Violences, narcotrafic, surpopulation… Le monde pénitentiaire au bord de la rupture

Personnel de l’invisible, les surveillants de prison connaissent un malaise sans précédent, illustré lors de l’attaque du fourgon au péage d’Incarville où deux agents ont été tués.


• Paule Gonzalès

Tu n’as rien vu à Hiroshima », écrivait en 1959 Marguerite Duras sur le phénomène de déni et l’impossibilité de comprendre ce que l’on ne voit pas. Précisément ce qui ­touche les personnels pénitentiaires, la troisième force de sécurité en France, totalement ignorée et en mal de reconnaissance. Jusqu’à ce qu’elle fasse irruption dans l’opinion publique, le 14 mai dernier, lors de l’attaque du fourgon pénitentiaire au péage d’Incarville, dans l’Eure. Bilan : deux morts, trois blessés graves. Et un coin du voile qui se lève sur l’envers du décor des prisons et leurs métiers de « l’invisible ». Car, comme le souligne Sébastien Nicolas, secrétaire général de FO Direction pénitentiaire, « sur la pénitentiaire, il n’y a ni films ni documentaires et, dans la hiérarchie institutionnelle d’un département, nous sommes tout au bout de la chaîne alimentaire ».


Voilà plusieurs mois, années, que les professionnels de la justice alertent sur l’état pénitentiaire de la France. Il confine aujourd’hui au malaise, il sera demain une crise. Les racines du mal : une surpopulation qui dépasse désormais les 80 000 détenus pour 61 570 places opérationnelles, des taux de remplissage qui frôlent parfois les 170 % pour les établissements les plus encombrés, et 3 301 matelas au sol, soit une hausse de 53,7 % en un an, malgré le plan de construction de 15 000 places de prison d’ici à 2027.

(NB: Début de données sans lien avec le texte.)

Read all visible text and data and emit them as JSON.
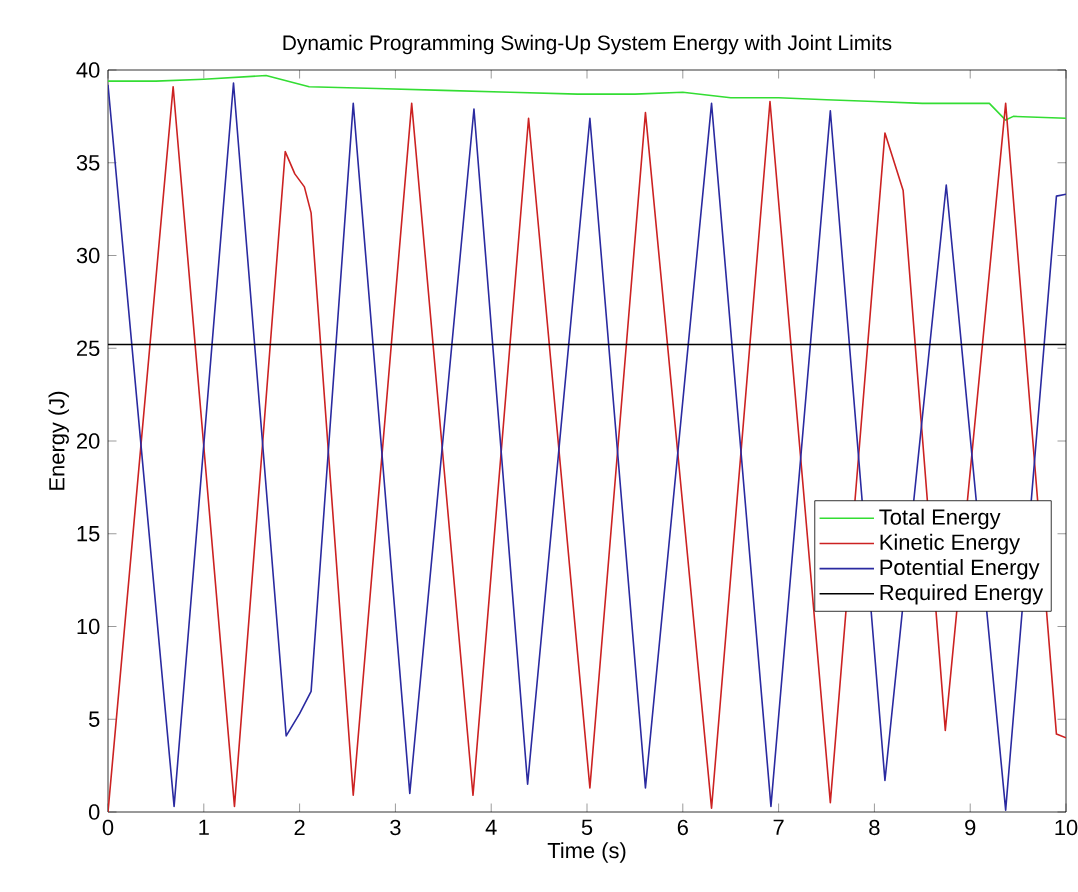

La Place Vendôme paie encore l’obstination idéologique de Christiane Taubira qui, en 2013, a stoppé net le plan Sarkozy prévoyant 13 000 places, le passage express du garde des Sceaux Jean-Jacques Urvoas, qui n’a pas pu redresser la barre, et la résistance têtue de Nicole Belloubet, qui a préféré faire voter, en 2020, une loi mettant la prison hors la loi plutôt que d’accélérer le mouvement de construction. L’actuel ministre de la Justice, Éric Dupond-Moretti, fait donc ce qu’il peut. À marche forcée, mais déjà dépassé. Les 15 000 places de prison promises pour fin 2027 ne seront que 4 500 à la fin de l’année, pour la moitié des 50 établissements construits. « Deux mille cinq cents places sont immobilisées par des blocages politiques », rappelle la Chancellerie.

La tension est telle que même les maisons centrales et les centres de détention frisent la saturation. « Au-delà de 80 % de remplissage, une maison centrale est une poudrière car ce sont les profils les plus dangereux. Nous le maintenons mais, dans les centres de détention, alors que l’on a toujours fait en sorte qu’il ne soit pas au-delà de 90 %, nous sommes à 97 %. Avec un problème d’effectifs de surveillants et d’encadrement, comme partout », explique Sébastien Nicolas. Dans l’Hérault, au centre pénitentiaire de Villeneuve-lès-Maguelone, qui compte plus de 1 000 détenus, et alors qu’approchent l’été et ses grosses chaleurs, il est courant que la maison d’arrêt affiche cinq détenus dans les 10 m² de cellule, avec deux matelas par terre. Dix-sept établissements, dont certains franciliens, dépassent les 200 % de remplissage.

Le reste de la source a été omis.